Tour Magazin
· 25.07.2025
My favourite stage of this Tour de France - on an incredibly difficult route with three mountain classifications: A large part of the day's route leads uphill - including the mountain finish in La Plagne. Today will be a day that could turn everything upside down - a nightmare par excellence for the sprinters.
This will be a stage in which there will be no group ghetto and everyone will try to fight their way through on their own to stay within the time limit. And the team wearing the yellow jersey will either have to be very strong today or ride very cleverly! Because with almost 3000 kilometres of racing in their legs, riders can "explode" spectacularly today, and entire teams can "smoke themselves out", as they say in racing jargon.
It will be a dangerous day for all those wearing the classification jerseys. Today is one of the rare days when EVERYONE will warm up on the rollers before the start!

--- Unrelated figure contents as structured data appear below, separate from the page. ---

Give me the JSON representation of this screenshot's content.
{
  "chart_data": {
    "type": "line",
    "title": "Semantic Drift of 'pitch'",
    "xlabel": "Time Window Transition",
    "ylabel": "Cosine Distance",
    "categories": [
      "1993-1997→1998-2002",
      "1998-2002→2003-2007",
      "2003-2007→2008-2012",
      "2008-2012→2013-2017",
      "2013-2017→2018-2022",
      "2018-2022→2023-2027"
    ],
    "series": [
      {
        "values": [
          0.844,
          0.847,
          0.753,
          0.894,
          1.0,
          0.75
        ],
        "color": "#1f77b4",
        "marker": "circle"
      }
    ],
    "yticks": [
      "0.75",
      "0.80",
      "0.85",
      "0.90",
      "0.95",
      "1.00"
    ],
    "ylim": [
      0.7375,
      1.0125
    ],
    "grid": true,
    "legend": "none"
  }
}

It's all ups and downs over the Col du Pré (HC) and the Cormet de Roselend (2nd cat.) and then into the 19-kilometre finale to the summit of La Plagne (HC) at 2069 metres. I call this an honest day: everyone has to lay their cards on the table. Hiding or cleverness won't help today - only performance counts.
Nobody in the German-speaking world knows the Tour de France better: Jens Voigt competed as a professional in the most important cycling race a total of 17 times between 1998 and 2014. Only the Frenchman Sylvain Chavanel, the current record holder, has managed one more participation. Voigt knows the race from the perspective of the winner and the tireless helper in the team. He won two stages himself and wore the yellow jersey for one day each in 2001 and 2005. In 2010, as a team-mate in Team Saxo Bank, he accompanied Luxembourg's Andy Schleck to his overall victory (after the doping disqualification of Alberto Contador, who initially came first; editor's note). The 53-year-old Berliner currently works as a brand ambassador for the bike manufacturer Trek and as a pundit for the Eurosport channel.
For TOUR readers, the former pro gives his predictions for the course of the 21 stages, points out difficulties and things worth seeing. For each day's stage, he gives a tip on what role the course could play in the final standings in the individual classifications in Paris. If three of the jerseys are coloured, this means that this day could be decisive for this classification - i.e. overall classification (yellow), sprint/points classification (green) and classification of the best climber (red dotted jersey). We also give you the broadcast times of the TV channels in Germany (ARD and Eurosport) and their live streams - plus tips on when it might be particularly worth tuning in.